You are a great parent advocate for your children, reminds me of my parents. You represent a small number of parents of color who have the wherewithal to begin to approach school head on, advocating for their children. Their needs to be more like you helping other parents navigate with confidence. I believe that many who are in the struggle economically don’t feel like they measure up, and avoid what they consider to be a hassle. Keep helping you’re needed.
You are a great Mom. It’s unfortunate that you had to do so much work to find a good education for your children.

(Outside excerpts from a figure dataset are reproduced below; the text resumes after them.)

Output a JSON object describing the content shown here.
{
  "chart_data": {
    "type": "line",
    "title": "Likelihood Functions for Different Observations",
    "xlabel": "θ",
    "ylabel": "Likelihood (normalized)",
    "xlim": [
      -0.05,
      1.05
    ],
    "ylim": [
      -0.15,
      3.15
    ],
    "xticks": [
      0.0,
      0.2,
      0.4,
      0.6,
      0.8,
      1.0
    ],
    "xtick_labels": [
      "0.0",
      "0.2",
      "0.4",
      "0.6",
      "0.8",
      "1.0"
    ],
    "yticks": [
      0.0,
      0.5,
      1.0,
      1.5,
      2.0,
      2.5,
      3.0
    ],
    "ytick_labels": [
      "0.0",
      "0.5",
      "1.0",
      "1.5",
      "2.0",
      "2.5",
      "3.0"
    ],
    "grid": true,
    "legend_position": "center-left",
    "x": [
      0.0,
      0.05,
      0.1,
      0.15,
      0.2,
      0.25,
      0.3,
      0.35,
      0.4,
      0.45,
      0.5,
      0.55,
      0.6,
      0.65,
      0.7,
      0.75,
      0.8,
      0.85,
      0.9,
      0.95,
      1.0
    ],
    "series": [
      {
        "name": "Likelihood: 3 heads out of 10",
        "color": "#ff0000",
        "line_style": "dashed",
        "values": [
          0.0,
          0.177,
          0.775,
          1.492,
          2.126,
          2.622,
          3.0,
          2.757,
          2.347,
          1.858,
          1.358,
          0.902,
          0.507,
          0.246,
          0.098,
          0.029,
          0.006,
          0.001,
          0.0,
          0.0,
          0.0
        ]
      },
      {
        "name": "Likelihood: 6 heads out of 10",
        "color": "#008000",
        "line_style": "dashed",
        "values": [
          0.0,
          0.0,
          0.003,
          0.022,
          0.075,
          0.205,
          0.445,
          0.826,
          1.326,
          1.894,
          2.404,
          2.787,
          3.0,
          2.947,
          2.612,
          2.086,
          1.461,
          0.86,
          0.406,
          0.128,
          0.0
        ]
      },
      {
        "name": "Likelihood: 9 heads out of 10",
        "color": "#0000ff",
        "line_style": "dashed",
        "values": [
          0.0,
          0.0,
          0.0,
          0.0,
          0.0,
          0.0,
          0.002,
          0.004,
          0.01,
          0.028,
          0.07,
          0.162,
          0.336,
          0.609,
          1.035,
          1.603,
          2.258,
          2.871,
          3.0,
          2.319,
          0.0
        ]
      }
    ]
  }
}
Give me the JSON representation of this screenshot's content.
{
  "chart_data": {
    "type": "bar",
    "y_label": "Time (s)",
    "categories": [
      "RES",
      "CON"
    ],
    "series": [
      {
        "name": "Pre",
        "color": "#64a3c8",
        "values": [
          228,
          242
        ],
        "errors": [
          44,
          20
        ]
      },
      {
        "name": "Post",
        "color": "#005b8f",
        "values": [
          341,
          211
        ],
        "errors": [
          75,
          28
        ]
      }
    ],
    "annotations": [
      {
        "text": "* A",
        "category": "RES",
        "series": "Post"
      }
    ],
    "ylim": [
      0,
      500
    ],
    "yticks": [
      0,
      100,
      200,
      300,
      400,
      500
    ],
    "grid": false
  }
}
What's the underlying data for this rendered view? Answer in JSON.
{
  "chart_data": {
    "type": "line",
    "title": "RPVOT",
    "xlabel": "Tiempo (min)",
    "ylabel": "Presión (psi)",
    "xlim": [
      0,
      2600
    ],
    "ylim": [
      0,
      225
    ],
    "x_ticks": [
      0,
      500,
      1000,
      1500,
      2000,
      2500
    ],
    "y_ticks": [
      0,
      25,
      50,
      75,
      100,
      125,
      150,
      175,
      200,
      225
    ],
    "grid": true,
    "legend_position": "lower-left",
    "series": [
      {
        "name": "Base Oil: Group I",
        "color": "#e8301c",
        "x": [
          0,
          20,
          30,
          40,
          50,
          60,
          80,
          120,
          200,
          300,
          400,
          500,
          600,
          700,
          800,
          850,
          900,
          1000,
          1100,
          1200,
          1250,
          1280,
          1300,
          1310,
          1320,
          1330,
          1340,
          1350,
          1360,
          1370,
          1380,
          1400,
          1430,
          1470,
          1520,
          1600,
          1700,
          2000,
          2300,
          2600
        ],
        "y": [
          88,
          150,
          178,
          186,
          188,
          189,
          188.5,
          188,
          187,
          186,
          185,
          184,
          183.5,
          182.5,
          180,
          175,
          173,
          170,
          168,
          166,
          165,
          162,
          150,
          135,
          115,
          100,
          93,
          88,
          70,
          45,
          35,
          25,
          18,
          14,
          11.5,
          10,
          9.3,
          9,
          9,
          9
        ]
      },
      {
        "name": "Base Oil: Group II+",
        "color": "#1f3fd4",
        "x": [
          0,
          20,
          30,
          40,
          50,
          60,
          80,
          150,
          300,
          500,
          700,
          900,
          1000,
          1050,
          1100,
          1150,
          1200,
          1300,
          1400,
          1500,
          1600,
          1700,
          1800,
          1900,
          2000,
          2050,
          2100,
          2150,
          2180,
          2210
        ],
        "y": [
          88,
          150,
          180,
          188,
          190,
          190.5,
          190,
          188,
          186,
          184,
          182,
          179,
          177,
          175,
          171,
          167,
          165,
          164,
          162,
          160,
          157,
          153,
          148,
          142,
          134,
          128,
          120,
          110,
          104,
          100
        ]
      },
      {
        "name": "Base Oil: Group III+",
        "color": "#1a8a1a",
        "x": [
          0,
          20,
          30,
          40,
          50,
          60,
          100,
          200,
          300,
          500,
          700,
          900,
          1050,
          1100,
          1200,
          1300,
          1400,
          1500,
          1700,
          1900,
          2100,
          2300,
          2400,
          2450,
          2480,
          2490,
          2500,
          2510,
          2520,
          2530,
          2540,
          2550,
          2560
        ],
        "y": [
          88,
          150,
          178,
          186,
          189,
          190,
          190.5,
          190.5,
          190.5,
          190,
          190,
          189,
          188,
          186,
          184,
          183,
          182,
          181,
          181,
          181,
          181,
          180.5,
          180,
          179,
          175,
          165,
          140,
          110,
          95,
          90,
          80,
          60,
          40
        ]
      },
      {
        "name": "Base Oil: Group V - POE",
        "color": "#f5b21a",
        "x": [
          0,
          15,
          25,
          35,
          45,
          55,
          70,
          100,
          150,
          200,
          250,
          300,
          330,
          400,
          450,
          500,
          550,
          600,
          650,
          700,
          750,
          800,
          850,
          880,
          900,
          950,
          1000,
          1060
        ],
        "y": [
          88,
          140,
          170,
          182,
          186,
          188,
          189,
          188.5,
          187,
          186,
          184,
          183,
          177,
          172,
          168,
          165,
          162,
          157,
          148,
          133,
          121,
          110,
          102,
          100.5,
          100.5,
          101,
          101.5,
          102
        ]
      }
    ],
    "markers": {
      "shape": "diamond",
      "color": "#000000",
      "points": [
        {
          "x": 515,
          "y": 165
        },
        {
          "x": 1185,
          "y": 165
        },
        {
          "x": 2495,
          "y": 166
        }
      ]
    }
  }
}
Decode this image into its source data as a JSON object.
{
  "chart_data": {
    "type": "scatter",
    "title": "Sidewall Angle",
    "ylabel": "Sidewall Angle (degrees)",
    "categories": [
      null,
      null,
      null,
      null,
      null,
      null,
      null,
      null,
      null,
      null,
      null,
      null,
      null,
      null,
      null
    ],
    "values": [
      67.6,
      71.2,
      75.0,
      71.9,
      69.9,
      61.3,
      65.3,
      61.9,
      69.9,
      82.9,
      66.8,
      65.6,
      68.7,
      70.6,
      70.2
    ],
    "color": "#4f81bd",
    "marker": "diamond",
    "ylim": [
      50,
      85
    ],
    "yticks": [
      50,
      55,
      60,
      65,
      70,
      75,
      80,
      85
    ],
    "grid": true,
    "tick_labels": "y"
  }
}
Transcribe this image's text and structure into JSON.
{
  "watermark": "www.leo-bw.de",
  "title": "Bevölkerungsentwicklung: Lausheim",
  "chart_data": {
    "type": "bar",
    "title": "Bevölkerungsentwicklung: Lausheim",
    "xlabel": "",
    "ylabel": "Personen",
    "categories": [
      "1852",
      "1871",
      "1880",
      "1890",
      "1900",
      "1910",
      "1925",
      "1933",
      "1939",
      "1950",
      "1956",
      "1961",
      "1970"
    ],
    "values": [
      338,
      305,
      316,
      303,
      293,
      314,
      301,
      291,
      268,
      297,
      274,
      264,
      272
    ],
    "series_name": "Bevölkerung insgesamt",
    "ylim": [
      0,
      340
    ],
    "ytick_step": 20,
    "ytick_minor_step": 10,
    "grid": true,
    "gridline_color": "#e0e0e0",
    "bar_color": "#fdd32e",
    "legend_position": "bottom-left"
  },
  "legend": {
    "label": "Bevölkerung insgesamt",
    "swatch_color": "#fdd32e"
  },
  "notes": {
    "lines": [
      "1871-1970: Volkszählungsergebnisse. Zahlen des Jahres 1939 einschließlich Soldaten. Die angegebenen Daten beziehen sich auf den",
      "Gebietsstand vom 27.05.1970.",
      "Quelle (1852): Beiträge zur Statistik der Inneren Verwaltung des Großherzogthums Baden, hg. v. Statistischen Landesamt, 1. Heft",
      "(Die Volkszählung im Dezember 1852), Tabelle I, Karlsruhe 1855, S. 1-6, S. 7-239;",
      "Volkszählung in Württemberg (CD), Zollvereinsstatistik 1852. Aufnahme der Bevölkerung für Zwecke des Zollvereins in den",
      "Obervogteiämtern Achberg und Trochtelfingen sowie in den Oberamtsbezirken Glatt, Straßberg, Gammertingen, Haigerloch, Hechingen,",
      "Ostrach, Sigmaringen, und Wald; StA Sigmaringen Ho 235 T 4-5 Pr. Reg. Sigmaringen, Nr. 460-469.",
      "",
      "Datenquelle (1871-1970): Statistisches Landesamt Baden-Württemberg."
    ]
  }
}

I don’t have children, but have gone to schools through a Kodak outreach to help with English and communications. My friend and I went into a city public school 6th grade and were so dismayed. The students all had expensive sneaks and talked about pool tables at home, but could not put a sentence together and had no clue about grammar. Words they wrote ran into each other, making no sense. When we asked the students to write an opening paragraph for an essay, the teacher pulled us aside and told us that he always writes the opening paragraph for them. In 6th grade? The opening paragraph is the most important part of any paper, presenting your thoughts and the direction they are taking. When should you learn how to write an essay?
The scientists who went into schools worked on challenging math and science projects and the students loved the challenge, even though the teachers said the students wouldn’t be able to keep up. Well, maybe the teachers couldn’t keep up.
Last year, I went into a city public school with the aim of sitting in one of my neighbor’s classes because the teacher couldn’t handle the students alone and there had been a lot of problems in the classroom. I couldn’t believe the number of students wandering around when classes were in session. It took 3 people to find my neighbor and then her teacher said I didn’t have permission to go into the classroom (I actually did). Why were so many students not in class? What are they not learning?
Our city school system and the teachers’ association needs a major redo and push to do a great job. They owe it to the students.
I almost had an anxiety attack reading this. Unfortunately this is the case in almost every classroom across the district. I count my children blessed to be in a charter school setting.
Is not a perfect system but is the system with the best results, nowadays. And the one that meets my family’s needs.
My daughter’s biggest struggle is writing, or I should say, WAS writing. She’s not out of the woods yet, but YWCP teachers encourage her to get better everyday.
I think we need to understand that one size does not fit all. We need to teach each child in the way he or she is able to learn and stop pretending that we have THE one answer to each individual problem.